Sophie Grimsley ’18 loves printmaking. She can work quickly, pursuing multiple ideas at a time, and experiment with several methods and processes at once. She spends hours etching with a metal carving tool, into a plexiglass plate. Then places ink on the plate; too much ink and the print is ruined. Not enough ink, and the image won’t transfer. She runs the plate through the etching press and then works on the print with watercolors, micron pens, and ink.
Sophie, what is the central idea of your concentration?

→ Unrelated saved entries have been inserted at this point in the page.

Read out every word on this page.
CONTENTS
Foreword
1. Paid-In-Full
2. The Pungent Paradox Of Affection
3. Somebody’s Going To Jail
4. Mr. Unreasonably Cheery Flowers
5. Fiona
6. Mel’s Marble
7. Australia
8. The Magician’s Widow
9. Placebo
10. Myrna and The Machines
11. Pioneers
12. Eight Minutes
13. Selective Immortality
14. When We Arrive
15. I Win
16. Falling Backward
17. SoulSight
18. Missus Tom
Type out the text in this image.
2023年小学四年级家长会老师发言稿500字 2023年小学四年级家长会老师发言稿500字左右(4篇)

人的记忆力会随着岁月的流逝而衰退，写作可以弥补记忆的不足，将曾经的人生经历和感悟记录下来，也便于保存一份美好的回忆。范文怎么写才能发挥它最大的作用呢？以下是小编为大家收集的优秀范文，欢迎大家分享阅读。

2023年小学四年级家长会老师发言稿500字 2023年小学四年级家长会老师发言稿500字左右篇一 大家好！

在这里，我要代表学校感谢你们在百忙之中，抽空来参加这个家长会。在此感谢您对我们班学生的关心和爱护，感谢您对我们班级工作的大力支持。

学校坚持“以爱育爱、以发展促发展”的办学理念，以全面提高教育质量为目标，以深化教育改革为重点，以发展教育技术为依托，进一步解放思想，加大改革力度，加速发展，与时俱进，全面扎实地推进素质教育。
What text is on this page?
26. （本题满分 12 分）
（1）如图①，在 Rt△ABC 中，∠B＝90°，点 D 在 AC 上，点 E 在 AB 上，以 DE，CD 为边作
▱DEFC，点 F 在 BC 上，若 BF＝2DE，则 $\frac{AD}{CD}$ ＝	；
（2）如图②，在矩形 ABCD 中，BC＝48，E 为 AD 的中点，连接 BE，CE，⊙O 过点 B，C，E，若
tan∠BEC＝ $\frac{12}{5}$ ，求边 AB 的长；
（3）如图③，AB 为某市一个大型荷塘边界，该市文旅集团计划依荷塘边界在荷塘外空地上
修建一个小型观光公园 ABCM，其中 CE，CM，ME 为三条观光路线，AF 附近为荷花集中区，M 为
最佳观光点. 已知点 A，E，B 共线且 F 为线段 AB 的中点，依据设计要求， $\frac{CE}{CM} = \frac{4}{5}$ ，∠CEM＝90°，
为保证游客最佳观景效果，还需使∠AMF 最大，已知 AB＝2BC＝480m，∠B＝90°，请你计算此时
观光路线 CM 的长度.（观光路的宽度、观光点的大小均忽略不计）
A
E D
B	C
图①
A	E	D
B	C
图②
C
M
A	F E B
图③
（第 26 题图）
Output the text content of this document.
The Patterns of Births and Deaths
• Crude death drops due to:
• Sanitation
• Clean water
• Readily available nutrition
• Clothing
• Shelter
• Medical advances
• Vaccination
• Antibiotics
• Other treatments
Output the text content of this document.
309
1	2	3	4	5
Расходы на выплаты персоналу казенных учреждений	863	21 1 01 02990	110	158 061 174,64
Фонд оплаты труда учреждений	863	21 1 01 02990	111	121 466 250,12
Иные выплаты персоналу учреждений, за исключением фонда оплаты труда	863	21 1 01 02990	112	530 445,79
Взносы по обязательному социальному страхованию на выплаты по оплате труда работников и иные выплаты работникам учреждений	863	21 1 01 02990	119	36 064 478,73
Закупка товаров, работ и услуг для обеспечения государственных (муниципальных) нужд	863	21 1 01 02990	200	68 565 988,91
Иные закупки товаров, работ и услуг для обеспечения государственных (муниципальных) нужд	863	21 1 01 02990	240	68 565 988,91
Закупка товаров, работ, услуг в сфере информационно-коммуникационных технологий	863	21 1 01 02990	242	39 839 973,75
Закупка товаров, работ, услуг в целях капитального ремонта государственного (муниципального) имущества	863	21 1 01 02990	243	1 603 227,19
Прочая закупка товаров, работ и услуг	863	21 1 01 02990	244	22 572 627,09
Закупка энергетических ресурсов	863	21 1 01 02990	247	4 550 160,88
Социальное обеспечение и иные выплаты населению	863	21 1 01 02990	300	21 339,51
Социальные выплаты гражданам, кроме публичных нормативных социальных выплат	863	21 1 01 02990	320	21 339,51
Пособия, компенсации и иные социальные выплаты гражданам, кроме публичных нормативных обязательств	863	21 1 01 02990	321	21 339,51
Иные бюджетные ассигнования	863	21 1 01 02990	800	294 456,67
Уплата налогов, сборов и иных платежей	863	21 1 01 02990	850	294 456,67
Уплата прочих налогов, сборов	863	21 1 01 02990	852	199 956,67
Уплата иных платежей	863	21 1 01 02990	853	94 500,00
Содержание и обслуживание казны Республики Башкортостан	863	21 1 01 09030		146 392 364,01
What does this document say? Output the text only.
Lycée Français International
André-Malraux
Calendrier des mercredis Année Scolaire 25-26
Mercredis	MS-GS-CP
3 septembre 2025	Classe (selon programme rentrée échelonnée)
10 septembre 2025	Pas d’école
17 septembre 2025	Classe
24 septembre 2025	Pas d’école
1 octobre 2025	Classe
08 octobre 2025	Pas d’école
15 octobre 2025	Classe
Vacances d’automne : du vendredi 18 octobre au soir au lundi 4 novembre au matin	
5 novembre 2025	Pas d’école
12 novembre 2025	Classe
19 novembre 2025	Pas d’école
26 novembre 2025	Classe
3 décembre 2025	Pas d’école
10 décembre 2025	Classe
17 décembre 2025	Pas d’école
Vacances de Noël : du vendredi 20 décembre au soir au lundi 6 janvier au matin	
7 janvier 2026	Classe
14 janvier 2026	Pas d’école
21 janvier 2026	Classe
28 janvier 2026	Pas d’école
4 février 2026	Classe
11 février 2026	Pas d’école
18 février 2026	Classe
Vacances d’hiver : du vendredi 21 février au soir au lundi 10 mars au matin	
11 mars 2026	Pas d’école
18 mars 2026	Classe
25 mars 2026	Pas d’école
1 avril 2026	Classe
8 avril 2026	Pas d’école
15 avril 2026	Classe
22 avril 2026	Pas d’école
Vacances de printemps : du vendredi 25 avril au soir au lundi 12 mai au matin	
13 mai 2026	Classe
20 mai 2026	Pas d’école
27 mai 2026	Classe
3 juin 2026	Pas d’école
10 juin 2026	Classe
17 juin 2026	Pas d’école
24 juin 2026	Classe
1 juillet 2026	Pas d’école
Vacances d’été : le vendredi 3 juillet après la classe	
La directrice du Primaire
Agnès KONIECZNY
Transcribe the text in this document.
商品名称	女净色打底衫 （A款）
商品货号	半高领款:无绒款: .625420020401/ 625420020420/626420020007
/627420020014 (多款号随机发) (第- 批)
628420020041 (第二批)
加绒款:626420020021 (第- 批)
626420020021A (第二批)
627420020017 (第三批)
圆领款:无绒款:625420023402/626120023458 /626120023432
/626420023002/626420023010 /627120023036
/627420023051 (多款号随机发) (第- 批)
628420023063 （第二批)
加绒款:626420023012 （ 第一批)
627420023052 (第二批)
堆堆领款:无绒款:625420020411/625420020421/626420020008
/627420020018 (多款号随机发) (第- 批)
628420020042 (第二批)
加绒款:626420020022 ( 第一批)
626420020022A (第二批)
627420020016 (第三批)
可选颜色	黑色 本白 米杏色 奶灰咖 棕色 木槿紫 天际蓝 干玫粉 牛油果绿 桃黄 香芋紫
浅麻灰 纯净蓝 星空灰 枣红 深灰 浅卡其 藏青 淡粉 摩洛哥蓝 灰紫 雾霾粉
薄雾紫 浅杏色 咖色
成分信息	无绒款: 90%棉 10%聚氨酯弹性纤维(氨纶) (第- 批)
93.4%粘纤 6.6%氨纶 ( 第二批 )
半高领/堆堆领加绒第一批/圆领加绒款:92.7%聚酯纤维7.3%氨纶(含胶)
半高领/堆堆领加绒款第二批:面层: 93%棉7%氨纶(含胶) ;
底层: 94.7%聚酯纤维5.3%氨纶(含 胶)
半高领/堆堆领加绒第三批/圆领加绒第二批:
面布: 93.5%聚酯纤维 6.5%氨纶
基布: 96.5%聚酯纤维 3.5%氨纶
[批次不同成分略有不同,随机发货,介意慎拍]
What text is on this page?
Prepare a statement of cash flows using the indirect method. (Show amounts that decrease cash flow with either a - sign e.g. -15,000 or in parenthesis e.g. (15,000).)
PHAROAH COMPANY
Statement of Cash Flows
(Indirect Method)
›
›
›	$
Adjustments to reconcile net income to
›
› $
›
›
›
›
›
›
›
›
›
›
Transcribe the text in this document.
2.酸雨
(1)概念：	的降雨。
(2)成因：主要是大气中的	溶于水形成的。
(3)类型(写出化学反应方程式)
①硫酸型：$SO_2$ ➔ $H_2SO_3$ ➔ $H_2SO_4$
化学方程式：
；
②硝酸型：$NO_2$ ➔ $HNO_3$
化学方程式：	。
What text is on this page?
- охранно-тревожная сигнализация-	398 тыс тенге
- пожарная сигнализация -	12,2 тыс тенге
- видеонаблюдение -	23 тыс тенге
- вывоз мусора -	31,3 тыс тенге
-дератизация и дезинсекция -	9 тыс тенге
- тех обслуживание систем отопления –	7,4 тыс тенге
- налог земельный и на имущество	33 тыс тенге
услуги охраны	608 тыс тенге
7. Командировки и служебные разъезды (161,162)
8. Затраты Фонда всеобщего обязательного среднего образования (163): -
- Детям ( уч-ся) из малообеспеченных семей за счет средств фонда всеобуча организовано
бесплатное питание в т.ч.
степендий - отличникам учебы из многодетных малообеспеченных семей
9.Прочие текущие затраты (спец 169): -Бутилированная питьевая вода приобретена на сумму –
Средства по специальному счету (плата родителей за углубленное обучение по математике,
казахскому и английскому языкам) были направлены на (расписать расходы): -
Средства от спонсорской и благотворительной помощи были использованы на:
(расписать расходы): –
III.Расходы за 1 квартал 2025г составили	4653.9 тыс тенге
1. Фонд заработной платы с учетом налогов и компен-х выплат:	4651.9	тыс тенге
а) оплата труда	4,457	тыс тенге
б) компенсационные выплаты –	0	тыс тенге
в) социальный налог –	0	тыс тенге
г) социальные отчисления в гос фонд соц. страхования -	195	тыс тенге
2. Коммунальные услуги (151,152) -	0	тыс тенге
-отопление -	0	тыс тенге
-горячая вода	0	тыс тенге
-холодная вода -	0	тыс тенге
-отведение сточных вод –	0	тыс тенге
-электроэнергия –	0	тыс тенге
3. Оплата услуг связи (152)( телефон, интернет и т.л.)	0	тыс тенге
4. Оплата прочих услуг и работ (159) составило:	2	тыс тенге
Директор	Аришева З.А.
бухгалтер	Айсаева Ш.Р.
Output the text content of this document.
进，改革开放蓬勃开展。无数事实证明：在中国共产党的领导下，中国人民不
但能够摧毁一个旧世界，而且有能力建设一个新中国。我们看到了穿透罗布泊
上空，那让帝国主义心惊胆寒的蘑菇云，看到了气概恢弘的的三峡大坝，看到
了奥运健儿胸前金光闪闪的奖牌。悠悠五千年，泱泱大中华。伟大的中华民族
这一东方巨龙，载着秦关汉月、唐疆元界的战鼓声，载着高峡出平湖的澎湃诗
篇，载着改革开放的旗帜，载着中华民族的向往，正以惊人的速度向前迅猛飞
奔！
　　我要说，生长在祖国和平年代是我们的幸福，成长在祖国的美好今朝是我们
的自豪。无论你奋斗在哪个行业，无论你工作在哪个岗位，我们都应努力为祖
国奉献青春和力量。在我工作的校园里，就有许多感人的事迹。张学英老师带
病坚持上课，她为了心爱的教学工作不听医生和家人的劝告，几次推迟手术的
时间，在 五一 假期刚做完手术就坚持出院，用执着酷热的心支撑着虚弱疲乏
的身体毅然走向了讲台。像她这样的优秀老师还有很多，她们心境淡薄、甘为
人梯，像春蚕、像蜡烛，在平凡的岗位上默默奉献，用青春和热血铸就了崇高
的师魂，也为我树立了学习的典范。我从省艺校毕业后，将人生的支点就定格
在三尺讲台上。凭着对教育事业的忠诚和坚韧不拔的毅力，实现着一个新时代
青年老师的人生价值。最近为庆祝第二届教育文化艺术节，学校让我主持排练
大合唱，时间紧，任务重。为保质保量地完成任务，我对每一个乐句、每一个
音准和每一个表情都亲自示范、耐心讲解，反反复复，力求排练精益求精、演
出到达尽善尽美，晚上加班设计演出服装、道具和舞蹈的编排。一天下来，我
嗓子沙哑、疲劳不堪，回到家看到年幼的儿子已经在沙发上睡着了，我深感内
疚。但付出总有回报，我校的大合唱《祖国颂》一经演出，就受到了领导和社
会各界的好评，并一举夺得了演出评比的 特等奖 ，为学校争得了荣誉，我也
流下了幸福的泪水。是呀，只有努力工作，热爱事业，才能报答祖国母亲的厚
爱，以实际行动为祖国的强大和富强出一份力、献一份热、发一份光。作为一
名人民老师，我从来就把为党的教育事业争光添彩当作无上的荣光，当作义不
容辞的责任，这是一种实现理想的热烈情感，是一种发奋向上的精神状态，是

The central idea of my concentration is seeing the opposite side to things in life. Objects or locations that society deems scary or evil, based on nothing but fears and preconceptions, can really be good. I tried to focus on seeing the bright side of seemingly negative scenarios. Another way of interpreting the work is the dichotomies of good and evil, and how they work in synchronized ways in everything. Things that may seem bad usually have a silver lining, an opposing good force to them. I believe a quote from Marylin Monroe that I read in fortune cookie sums the idea up pretty well: “Sometimes good things fall apart so that better things can fall together.” While quote is specifically about bad things happening for a good reason, I have expand the idea to everything. What may seem like a bad thing really has a good side, one that you don’t need to be afraid of. What originally was a bad thing, can really be seen as the opposite, and bring happiness to those who see the difference.
How does your work demonstrate the exploration of your idea?
My work features objects, animals, situations, and locations that are usually seen as scary, evil, dangerous, or bad and showing them the opposite way. While each work has an individual scenario, all of the works show expose the same good and evil relationship through alterations of the principles of art. For example, I use color where one would expect to feel scared or sad (feel gray, if you will), to show that there is an exuberant and light side to that scenario. I alter a reference photo to make it scarier than it actually is, to show that some fear is exaggerated and things we are afraid of don’t have to be scary. I also use principles of juxtaposition, and place evil or dangerous things (or in this case a snake) next to or around good, cheery, and happy things (in this case, a smiling girl) to show that the things don’t have to be bad. I use the principles of art to demonstrate dichotomies and their interactions and highlight the good side to bad things.